Telethon helped thousands of charities in the UK. Many local ITV companies like Tyne Tees Television and Television South West contributed from company profits. In the TVS region alone, TVS donated £1 million from its own charity, the TVS Trust in late May 1990. Like the telethons in the US, the ITV Telethons also offered regional cut-ins by ITV companies all over the country, featuring personalities and local celebrities from that region such as Richard Whiteley for Yorkshire Television, Bob Warman for Central, Fred Dinenage for TVS or Ruth Madoc for HTV Wales.
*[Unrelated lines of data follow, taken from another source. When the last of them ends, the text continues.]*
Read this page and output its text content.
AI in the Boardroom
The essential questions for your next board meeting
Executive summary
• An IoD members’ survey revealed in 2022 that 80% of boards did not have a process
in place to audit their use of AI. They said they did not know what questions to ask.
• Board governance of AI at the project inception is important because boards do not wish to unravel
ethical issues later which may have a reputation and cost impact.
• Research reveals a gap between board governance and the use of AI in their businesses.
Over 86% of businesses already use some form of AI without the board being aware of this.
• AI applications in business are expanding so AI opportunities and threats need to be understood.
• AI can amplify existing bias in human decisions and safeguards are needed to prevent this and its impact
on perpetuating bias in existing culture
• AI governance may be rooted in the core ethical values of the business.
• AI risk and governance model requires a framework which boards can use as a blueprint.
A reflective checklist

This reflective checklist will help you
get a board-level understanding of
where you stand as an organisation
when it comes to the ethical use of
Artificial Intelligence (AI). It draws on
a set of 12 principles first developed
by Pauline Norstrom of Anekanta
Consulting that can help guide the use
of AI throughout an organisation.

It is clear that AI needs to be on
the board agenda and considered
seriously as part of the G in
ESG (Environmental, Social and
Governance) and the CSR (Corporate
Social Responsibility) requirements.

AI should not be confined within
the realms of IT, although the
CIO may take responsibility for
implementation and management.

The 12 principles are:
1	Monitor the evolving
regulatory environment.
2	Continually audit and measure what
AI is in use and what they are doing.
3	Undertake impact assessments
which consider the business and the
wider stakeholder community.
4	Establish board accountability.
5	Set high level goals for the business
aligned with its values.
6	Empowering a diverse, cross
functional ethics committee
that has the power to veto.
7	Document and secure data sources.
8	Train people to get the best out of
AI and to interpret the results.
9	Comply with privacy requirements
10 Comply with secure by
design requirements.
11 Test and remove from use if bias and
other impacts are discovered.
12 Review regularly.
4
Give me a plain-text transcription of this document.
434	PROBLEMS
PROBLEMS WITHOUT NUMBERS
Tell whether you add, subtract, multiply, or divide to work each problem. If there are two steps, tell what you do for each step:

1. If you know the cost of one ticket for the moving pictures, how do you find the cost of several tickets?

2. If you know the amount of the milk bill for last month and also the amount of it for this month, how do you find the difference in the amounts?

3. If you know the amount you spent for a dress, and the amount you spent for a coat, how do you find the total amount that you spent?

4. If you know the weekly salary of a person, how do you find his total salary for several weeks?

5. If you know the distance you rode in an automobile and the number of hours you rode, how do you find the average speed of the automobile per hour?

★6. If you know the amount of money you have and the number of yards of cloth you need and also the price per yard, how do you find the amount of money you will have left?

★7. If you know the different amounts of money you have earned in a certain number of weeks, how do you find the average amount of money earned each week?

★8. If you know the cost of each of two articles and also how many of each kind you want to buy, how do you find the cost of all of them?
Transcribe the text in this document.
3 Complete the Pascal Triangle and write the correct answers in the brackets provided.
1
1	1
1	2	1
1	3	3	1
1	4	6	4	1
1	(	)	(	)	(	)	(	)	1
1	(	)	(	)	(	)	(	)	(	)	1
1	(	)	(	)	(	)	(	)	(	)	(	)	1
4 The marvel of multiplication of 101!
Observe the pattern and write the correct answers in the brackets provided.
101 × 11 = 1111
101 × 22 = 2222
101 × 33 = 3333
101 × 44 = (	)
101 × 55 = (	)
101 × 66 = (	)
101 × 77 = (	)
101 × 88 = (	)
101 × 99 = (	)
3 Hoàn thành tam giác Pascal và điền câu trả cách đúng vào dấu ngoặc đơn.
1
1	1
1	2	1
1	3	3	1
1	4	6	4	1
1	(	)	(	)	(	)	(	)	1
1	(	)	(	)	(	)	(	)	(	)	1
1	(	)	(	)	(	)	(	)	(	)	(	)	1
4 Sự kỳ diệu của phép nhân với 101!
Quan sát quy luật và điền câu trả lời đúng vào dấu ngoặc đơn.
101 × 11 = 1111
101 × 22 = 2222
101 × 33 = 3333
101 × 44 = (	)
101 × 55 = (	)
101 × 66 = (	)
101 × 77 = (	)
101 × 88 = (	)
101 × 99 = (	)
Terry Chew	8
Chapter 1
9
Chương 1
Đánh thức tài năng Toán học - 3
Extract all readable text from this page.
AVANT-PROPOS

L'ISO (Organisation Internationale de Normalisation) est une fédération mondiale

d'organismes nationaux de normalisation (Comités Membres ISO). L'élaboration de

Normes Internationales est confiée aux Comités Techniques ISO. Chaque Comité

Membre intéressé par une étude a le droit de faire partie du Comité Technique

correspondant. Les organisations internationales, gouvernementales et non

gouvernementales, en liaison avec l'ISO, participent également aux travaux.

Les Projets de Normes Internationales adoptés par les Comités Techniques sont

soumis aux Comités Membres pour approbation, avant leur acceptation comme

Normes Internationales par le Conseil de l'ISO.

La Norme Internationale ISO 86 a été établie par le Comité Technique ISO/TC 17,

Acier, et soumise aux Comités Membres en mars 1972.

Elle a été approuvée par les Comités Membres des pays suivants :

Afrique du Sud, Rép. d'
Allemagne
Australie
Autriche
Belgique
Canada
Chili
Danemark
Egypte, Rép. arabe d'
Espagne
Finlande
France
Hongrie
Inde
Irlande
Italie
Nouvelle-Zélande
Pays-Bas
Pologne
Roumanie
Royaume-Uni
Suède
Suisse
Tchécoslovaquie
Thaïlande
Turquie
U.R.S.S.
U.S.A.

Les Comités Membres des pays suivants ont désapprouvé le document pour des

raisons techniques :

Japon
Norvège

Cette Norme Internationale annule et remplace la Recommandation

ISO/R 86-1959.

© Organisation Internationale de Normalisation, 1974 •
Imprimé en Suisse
One regional cut-in for the 1992 Telethon took place in the grounds outside Granada TV's Quay Street studio, and a non-stop 27-hour live stage presentation 'The Blackpool Roadshow' was gifted and coordinated by brother and sister Shirley Pearson and Johnnie Doolan. Amongst the many stage appearances was reportedly the first ever live set from the later famous band Oasis with guest appearances from chart topping artists, and choreographed sets from Blackpool show Mystique.

- 1988: Held across Sunday 29 May and Monday 30 May 1988, and raised £20 million on the night, and more than £23 million overall.
- 1990: Held across Sunday 27 May and Monday 28 May 1990, and raised £24,127,917 on the night.
- 1992: Held across Saturday 18 July and Sunday 19 July 1992 and raised £15,012,989.

=== Protests and closure ===
The 1990 and 1992 ITV Telethons were subject to protests organised by Block Telethon, an informal protest group of disabled people that believed that the telethons reinforced negative stereotypes of disabled people. The 1990 protest was modestly attended, whereas the 1992 protest with more than 1000 disabled people outside the LWT studios on the South Bank was credited with ending the Telethon series, and indirectly leading to developments such as Comic Relief, though in reality this had begun earlier, following the Live Aid concerts for a similar cause in 1985. This protest group Block Telethon formally became the Disabled People's Direct Action Network in 1993, which campaigned with other organisations against discrimination and for civil rights, leading up to the Disability Discrimination Act 1995.

After the 1992 Telethon raised a considerably smaller total compared to its two predecessors, it was branded a "flop" by the contemporary media. As well as the Block Telethon campaign, some of the blame was directed at the decision to hold the event in mid summer, compared to the 1988 and 1990 Telethons which were held in late spring. Another factor was the ongoing recession of the period; with the BBC's Children in Need appeal of the same year also experiencing a significant downturn in donations compared to previous years.

In June 1993 ITV decided to scrap the 1994 Telethon saying "viewers have grown tired of being asked to donate money to Television charity Appeals" and the "telethon format is tired and people no longer respond well to things that are old".